El microscopio del laboratorio es el compuesto, que tiene dos lentes, la primera amplifica la imagen real y la segunda
amplifica la amplificación de la anterior.
Potenciómetro: rueda que sirve para variar la intensidad de la luz.
Micrómetro: ajustar el enfoque.
Aumentos: 4x veces, o 10x, 40x, 100x el tamaño de la muestra. Serían 40,
100, 400 y 1000 aumentos respectivamente.
Condensador: concentra la luz en la muestra y se regula con una rueda que
mueve el diafragma para cerrar o abrir el paso de luz. Al elevar el
condensador, [luz] en un campo más pequeño.
En las lentes convergentes, si el objeto se sitúa dentro de la distancia focal, la imagen de C es una C’ virtual. Sino, son
imágenes reales invertidas como la A’ y B’.
Aberraciones asociadas a las lentes convergentes:
Esférica. Los rayos más alejados del eje principal se refractan más cerca de un punto céntrico.
Cromática. La luz azul, de menor longitud de onda, es enfocada más cerca del objetivo.

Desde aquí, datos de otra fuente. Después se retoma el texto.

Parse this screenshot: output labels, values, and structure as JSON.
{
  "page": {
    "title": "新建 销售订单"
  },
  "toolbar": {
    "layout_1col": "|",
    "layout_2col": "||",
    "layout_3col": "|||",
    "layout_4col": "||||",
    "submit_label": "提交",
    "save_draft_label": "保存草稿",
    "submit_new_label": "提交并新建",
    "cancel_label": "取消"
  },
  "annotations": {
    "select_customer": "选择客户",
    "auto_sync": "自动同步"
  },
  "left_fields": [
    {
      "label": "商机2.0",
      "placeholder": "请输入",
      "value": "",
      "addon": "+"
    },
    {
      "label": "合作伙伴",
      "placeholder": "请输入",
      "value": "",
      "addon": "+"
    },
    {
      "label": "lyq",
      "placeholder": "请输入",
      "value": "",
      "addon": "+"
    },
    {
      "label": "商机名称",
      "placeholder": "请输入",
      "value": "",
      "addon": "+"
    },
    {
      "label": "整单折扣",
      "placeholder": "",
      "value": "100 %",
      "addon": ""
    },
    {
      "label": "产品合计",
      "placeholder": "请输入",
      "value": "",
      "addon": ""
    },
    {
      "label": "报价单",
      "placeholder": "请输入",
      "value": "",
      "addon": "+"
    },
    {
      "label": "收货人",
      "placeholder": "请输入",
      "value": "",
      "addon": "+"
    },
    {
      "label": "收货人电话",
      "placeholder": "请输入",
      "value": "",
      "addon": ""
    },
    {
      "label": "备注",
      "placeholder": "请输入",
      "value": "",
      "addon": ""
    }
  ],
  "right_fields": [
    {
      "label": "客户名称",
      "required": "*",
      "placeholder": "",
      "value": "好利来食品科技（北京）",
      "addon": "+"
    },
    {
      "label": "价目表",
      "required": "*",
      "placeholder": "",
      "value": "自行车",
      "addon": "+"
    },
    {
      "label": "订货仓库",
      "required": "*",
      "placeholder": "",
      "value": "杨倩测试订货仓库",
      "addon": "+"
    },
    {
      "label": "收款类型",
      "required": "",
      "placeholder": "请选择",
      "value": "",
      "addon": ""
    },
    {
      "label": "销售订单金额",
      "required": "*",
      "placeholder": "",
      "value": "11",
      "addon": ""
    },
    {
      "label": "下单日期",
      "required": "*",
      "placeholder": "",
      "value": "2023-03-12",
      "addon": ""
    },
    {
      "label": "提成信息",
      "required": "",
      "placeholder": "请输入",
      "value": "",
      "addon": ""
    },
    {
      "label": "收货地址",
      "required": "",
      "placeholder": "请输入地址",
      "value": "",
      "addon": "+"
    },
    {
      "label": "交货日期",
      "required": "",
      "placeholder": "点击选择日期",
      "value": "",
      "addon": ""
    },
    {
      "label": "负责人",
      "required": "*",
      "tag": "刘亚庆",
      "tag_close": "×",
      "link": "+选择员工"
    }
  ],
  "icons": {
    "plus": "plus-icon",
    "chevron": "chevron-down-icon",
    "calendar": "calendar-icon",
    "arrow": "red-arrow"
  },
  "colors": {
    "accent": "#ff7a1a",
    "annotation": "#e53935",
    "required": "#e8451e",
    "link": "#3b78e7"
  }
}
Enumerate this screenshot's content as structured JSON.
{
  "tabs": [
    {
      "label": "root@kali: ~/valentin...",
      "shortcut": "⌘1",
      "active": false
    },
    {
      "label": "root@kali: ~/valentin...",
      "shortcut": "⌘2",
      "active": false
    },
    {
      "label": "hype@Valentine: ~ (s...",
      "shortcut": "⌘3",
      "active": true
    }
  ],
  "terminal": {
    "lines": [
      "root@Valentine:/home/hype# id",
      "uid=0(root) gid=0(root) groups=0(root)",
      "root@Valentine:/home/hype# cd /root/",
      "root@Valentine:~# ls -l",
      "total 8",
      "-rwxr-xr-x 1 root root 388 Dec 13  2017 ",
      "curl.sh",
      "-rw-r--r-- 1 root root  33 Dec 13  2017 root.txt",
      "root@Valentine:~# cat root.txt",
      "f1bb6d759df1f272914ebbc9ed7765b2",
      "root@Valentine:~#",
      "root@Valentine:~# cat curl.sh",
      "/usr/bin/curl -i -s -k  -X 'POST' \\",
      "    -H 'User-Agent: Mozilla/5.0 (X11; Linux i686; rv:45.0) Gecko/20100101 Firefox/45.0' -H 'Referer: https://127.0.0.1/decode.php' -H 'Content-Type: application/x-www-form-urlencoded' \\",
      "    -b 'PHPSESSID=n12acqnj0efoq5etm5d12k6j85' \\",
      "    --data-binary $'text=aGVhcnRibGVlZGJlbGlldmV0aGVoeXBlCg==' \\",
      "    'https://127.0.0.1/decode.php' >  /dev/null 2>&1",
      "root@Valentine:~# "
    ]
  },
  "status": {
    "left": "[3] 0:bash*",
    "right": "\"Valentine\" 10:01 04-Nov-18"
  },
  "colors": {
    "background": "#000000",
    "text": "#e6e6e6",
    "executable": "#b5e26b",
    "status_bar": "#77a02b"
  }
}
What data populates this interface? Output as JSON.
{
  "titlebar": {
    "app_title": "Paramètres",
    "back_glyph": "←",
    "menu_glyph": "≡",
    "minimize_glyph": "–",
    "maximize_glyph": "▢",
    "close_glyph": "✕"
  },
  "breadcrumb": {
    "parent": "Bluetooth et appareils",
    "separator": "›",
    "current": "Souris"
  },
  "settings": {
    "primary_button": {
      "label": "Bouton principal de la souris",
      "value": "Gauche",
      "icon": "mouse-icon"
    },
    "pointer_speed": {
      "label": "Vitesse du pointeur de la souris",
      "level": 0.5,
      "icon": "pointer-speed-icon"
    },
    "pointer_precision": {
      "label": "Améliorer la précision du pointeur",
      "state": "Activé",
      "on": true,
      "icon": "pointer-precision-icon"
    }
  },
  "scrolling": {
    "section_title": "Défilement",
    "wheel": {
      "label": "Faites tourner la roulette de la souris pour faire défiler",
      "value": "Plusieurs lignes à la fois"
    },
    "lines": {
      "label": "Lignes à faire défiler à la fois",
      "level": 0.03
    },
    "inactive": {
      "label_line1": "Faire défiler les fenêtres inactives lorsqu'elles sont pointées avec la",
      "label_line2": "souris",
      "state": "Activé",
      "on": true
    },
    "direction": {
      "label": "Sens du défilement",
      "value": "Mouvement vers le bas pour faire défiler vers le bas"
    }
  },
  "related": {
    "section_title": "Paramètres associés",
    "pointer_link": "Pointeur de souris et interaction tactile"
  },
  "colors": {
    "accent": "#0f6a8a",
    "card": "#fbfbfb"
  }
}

Las distancias al objetivo y un juego de lentes intentan corregir las aberraciones anteriores. El “Plan” o plano que
sale escrito en los objetivos significa que corrigen la curvatura del campo. El “Apo” o apocromáticos corrigen la
aberración esférica.
En una lente no solo importa la amplificación, sino también la resolución (distancia mínima necesaria entre dos puntos
para verlos desde una lente como dos puntos separados y no uno único).
La potencia de campo (grosor de muestra observada) va con el de la potencia del
objetivo.
AN: apertura numérica que toma valores en el objetivo de 0’1, 0’25, 0’65 o 1’25.
Los objetos biológicos son objetos de fase, por lo que desfasan la luz con respecto a la no modificada (la onda va más
lenta), pero no varía la amplitud como en los objetos de amplitud, por lo que nuestro ojo no percibe el cambio.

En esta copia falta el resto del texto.